Masoud Hatami Morteza Bayareh*

Department of Mechanical Engineering, Shahrekord University, Shahrekord 8818634141, Iran

Corresponding Author Email: 
m.bayareh@sku.ac.ir
Page: 
803-810
|
DOI: 
https://doi.org/10.18280/ijht.370317
Received: 
23 April 2019
|
Revised: 
31 August 2019
|
Accepted: 
10 September 2019
|
Available online: 
28 September 2019
| Citation

© 2019 IIETA. This article is published by IIETA and is licensed under the CC BY 4.0 license (http://creativecommons.org/licenses/by/4.0/).

OPEN ACCESS

Abstract: 

In this paper, the heat transfer from a human's three-dimensional head, exposed to the wind blowing and constant vertical heat flux of the sun is investigated. The model is simplified due to the complexity of the head and tissues of the human head. The air velocity is 2.5 m/s (9 km/h) and the heat flux is 1423 W/m2 for the geographic conditions of Iran. The quick scheme is used to solve momentum and energy equations and SIMPLE algorithm is employed for coupling the velocity and pressure. The results demonstrate that the heat transfers from the brain to the skin surface over time and gradually leads to an increase in the surrounding temperature. It is found that the maximum temperature is related to the brain tissue for the case of natural convection heat transfer. By considering the forced convection heat transfer and the effect of radiation, it is revealed that the maximum temperature corresponds to the top of the head. The forehead (hair growth location) has significant higher temperature in the presence of incident heat flux and wind blowing than the case of natural convection heat transfer.

Keywords: 

heat transfer, human head, natural convection, forced convection

1. Introduction

In recent years, the study on heat transfer from the brain has increased. Generally, the heat transfer from the brain occurs in two ways. Some of studies considered the heat transfer inside the tissues and some other investigations explored the flow pattern outside the body without modeling the heat transfer within the tissue. Foturaie et al. [1] simulated the temperature distribution in the human head and convection heat transfer with the surrounding. The "Pennes" equation is a well-known thermal conduction equation in which heat generation in the living tissue is due to two sources of heat generation by metabolism and blood supply. They used a two-dimensional model of human head at the middle of the sagittal using a human's actual anatomy to examine the heat transfer within the living tissues and its effect on natural convection heat transfer around the human head. Their results showed that the maximum temperature and the minimum one occurs in the brain and nasal area, respectively. Also, they showed that the maximum Nusselt number occurs in the front of the head and its minimum happens at its upper edge. 
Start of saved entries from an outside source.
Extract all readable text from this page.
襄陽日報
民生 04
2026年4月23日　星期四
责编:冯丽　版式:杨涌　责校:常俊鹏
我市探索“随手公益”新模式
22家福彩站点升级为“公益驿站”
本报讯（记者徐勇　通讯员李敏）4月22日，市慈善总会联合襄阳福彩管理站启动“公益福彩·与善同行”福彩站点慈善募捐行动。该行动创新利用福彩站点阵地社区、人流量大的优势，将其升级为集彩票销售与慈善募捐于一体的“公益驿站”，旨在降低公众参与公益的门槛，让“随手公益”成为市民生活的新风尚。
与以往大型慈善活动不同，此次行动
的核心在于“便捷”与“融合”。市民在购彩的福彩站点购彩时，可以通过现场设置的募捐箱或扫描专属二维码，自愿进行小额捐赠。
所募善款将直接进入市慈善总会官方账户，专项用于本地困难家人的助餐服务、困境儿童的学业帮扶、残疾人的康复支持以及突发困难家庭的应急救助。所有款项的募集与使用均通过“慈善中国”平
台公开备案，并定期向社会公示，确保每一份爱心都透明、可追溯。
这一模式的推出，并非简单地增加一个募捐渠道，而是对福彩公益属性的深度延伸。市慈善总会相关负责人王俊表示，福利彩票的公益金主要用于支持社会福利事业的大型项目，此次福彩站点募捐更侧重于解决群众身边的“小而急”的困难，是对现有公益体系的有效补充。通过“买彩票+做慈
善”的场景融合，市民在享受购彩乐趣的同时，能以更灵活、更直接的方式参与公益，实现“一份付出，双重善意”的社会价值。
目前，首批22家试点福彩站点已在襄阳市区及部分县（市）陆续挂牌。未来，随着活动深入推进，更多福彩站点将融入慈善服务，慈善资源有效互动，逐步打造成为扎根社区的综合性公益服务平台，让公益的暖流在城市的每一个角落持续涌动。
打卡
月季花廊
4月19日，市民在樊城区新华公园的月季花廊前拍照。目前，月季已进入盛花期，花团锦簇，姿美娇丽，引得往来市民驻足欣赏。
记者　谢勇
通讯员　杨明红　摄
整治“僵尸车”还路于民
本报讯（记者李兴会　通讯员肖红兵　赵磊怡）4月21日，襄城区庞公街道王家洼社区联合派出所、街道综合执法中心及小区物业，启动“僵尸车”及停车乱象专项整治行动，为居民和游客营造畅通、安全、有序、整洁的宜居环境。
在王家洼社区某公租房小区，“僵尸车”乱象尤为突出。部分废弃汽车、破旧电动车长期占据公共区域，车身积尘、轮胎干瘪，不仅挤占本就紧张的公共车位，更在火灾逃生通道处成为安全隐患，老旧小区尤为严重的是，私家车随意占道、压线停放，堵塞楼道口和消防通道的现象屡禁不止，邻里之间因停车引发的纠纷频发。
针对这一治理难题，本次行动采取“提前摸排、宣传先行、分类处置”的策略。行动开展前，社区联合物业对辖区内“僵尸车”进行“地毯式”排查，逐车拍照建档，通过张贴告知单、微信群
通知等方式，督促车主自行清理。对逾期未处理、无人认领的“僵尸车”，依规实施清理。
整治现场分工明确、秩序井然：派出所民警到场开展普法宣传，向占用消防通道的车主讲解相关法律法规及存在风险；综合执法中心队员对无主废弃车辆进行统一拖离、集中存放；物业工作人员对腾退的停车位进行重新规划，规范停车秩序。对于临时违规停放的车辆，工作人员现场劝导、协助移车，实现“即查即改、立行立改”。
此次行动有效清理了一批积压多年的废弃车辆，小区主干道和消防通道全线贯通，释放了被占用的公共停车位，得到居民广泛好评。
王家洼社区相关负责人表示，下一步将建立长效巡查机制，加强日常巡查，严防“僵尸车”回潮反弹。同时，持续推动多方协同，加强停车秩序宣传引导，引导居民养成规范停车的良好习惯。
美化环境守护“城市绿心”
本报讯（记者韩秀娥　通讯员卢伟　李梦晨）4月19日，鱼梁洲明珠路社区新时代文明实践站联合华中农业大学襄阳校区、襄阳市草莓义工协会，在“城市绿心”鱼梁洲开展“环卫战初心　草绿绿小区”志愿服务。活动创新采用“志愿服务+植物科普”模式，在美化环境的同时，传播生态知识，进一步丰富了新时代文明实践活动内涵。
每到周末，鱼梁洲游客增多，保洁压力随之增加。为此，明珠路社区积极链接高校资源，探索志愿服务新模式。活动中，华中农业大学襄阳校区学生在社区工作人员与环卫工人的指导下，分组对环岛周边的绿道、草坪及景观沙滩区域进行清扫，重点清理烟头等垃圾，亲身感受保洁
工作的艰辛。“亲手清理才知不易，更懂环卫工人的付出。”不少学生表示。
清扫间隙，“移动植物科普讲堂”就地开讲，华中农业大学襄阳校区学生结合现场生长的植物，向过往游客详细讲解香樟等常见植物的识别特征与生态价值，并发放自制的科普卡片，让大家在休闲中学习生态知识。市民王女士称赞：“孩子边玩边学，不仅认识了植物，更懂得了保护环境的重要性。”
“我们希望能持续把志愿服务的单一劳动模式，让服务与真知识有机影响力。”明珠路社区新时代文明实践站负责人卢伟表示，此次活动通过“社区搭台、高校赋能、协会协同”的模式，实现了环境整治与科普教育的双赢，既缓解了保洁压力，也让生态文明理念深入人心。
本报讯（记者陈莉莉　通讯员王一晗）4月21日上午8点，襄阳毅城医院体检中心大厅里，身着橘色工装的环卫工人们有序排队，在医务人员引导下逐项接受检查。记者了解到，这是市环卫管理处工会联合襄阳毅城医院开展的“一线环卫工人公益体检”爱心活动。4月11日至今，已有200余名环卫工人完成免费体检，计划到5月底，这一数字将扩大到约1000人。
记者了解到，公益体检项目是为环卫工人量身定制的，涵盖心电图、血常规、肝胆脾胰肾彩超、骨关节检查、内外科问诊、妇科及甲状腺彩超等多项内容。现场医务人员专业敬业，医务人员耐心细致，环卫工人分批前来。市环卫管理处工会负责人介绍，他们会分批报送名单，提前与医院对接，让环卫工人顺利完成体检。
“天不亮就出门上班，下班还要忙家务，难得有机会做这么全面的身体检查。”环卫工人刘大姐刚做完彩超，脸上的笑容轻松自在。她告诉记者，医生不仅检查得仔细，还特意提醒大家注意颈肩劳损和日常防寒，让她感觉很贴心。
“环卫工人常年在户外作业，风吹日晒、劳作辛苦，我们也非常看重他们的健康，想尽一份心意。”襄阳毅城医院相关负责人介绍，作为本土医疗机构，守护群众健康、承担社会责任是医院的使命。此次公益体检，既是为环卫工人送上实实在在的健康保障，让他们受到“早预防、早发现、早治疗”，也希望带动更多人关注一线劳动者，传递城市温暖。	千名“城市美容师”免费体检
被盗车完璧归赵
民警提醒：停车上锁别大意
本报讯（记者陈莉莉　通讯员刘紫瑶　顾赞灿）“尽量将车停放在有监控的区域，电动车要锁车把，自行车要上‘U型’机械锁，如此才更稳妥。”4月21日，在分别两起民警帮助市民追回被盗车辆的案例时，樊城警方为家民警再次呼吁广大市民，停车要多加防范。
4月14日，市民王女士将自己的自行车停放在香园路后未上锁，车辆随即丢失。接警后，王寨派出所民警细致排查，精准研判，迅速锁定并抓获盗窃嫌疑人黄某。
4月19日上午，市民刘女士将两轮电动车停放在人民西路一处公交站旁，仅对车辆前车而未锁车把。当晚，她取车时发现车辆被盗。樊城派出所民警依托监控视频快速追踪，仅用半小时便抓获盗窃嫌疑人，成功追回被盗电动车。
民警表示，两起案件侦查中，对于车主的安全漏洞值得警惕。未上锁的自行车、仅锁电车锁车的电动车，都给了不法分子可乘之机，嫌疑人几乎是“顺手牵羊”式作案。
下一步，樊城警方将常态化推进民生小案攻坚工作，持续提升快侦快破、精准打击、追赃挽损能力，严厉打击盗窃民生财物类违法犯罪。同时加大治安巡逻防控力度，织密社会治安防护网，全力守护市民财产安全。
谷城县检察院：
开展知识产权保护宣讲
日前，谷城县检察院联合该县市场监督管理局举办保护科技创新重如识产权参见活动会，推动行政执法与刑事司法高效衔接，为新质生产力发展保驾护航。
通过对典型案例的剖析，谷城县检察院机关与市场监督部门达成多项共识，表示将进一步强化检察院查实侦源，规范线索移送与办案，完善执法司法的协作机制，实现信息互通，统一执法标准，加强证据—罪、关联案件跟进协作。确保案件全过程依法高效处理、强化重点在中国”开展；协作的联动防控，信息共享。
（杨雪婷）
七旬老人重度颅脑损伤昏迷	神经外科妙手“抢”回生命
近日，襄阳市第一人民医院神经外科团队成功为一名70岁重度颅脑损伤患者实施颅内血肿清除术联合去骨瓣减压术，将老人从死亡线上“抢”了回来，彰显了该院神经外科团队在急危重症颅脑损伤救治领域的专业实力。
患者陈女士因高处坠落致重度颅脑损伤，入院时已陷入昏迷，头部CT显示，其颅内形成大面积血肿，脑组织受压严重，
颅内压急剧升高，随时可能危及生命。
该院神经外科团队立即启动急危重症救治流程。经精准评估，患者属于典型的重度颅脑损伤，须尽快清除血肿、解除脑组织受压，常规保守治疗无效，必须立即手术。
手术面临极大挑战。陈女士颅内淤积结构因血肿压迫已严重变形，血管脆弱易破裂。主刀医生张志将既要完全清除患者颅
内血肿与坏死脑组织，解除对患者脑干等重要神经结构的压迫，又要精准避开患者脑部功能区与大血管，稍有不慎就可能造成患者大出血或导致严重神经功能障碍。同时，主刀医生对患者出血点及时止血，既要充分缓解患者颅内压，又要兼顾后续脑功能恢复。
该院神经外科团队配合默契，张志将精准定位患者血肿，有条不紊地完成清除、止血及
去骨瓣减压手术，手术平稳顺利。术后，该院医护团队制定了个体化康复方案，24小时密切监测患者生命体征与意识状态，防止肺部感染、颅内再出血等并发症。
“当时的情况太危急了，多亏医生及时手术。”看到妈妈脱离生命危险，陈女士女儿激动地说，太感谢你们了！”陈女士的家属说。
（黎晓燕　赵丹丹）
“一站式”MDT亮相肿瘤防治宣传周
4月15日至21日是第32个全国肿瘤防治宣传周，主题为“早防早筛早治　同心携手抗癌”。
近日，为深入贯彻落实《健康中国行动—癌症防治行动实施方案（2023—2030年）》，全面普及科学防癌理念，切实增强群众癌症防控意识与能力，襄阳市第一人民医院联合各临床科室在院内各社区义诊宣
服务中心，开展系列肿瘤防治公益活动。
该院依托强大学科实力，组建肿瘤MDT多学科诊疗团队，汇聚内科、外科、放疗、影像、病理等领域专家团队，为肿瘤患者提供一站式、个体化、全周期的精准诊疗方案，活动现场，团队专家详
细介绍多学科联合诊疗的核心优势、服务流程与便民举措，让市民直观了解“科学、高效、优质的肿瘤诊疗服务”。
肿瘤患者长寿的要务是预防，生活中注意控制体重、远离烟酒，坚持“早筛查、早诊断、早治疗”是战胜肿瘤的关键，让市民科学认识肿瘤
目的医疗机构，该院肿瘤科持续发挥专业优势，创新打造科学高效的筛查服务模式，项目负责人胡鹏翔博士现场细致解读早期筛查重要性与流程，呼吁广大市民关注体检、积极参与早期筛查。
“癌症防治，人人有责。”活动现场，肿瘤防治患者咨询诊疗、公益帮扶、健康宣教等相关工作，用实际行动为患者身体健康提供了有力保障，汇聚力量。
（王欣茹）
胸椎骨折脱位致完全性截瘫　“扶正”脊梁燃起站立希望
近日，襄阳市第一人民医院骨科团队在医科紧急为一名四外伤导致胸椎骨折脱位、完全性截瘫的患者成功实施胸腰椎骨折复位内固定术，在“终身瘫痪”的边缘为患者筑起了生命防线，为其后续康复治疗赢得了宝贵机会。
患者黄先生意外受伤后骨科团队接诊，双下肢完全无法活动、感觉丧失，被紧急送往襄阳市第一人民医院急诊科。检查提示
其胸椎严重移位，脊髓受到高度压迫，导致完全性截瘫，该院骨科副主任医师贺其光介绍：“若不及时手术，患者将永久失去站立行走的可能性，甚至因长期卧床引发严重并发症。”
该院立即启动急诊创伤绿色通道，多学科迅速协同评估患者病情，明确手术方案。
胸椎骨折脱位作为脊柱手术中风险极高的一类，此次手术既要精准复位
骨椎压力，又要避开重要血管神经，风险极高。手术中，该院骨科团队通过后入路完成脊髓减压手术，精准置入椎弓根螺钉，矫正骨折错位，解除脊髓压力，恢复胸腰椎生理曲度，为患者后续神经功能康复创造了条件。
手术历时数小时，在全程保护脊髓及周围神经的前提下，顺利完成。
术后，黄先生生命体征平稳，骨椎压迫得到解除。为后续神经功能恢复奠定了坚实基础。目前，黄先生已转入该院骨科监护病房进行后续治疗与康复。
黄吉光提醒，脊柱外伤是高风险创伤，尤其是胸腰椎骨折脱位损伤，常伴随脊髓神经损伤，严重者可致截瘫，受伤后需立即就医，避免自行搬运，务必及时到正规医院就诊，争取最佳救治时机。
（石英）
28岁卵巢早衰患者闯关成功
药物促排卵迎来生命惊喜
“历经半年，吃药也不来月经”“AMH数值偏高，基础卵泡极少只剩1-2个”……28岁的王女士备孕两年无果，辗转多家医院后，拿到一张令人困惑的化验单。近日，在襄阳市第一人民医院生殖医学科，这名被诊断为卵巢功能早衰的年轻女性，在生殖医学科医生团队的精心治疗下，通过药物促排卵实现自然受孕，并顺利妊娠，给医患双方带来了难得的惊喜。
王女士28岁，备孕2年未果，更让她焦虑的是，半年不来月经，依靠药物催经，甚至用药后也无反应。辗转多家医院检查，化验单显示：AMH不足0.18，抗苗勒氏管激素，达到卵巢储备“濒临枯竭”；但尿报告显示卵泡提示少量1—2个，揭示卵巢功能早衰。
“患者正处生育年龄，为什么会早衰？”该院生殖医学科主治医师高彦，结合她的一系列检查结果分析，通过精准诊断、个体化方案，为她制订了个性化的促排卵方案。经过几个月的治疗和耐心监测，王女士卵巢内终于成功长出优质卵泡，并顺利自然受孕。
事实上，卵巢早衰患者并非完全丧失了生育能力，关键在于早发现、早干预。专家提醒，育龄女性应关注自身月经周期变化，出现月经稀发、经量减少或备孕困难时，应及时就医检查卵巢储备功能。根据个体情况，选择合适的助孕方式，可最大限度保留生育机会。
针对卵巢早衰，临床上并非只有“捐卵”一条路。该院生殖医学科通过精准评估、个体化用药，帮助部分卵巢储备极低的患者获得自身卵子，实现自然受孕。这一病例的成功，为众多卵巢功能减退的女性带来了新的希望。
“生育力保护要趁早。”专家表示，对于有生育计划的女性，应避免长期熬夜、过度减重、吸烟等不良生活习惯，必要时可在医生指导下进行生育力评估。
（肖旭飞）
Frijns et al. [2] modeled the heat transfer in the human body. The temperature plays a very important role in the performance of biological systems. In order to predict the temperature of the living tissue, blood flow should be taken into account. The subject of this study was that the cooling of the scalp prevents hair loss due to chemotherapy. In the calculation of the overall temperature distribution, the mechanism for regulating the temperature of transpiration, vibration etc. should be taken into account. Clark and Toy [3] studied natural convection heat transfer around the human head. In this study, the patterns of convection flow around the human head in a relaxed state and in relation to body state were discussed. Their results indicated that the layer of air around the head for the standing position of the body is thicker than that for the rest of the body. Zeinali and As'adi [4] studied the distribution of temperature within the head of the human body and the air around the head. In this study, they used the Pennes equation to study the heat transfer within the human head. A two-dimensional model of human head was simulated using the finite volume method. Clark and Toy [5] experimentally demonstrated that the distribution of local forced heat transfer between the head and a vibrant vertical cylinder are roughly similar and dependent on aerodynamic flow patterns at different wind speeds. Ferreira and Yanagihara [6] presented a transient three-dimensional model of heat transfer in the human body. The goal was to develop an improved model of the human body's thermal system. 

Since three-dimensional flow around the human head is similar to the flow around the bluff bodies, it is important to consider the previous investigations who considered heat transfer and fluid flow past the bluff bodies or vortex generators [5, 7-12]. For example, Arif and Hasan [7] studied the flow around a square cylinder and analyzed the vortex shedding phenomena considering effective parameters. Bayareh et al. [12] investigated the effect of vortex generator on heat transfer of a flat plate and demonstrated that as the angle of vortex generator increases, the longitudinal vortices become stronger.

The present study aims to simulate the heat transfer from a human's three-dimensional head, exposed to the wind and steady vertical heat flux of the sun. The most of the above-mentioned works investigated two-dimensional heat transfer from human head. The present results will actually become closer to the reality. On the other hand, in most of the above-mentioned works, the heat transfer is considered to be a transition from the head, and the head is cooling and exchanging heat with the environment. In this paper, in addition to exchanging the heat of the head with the environment, the head is exposed to the sun's radiation. In fact, the boundary conditions are similar to the actual conditions of the environment.

2. Problem Description

In the present study, the heat transfer from a human's three-dimensional head exposed to the wind blowing (the breeze) and constant vertical flux of the sun is investigated numerically (Figure 1). The model is simplified due to the complexity of the head and tissues of the human head. In fact, the purpose is to study the effects of head geometry and heat transfer and temperature changes of the brain. In these simulations, the scalp, brain, mouth and eyes are modeled. Muscle properties are used to model other parts of the human brain. 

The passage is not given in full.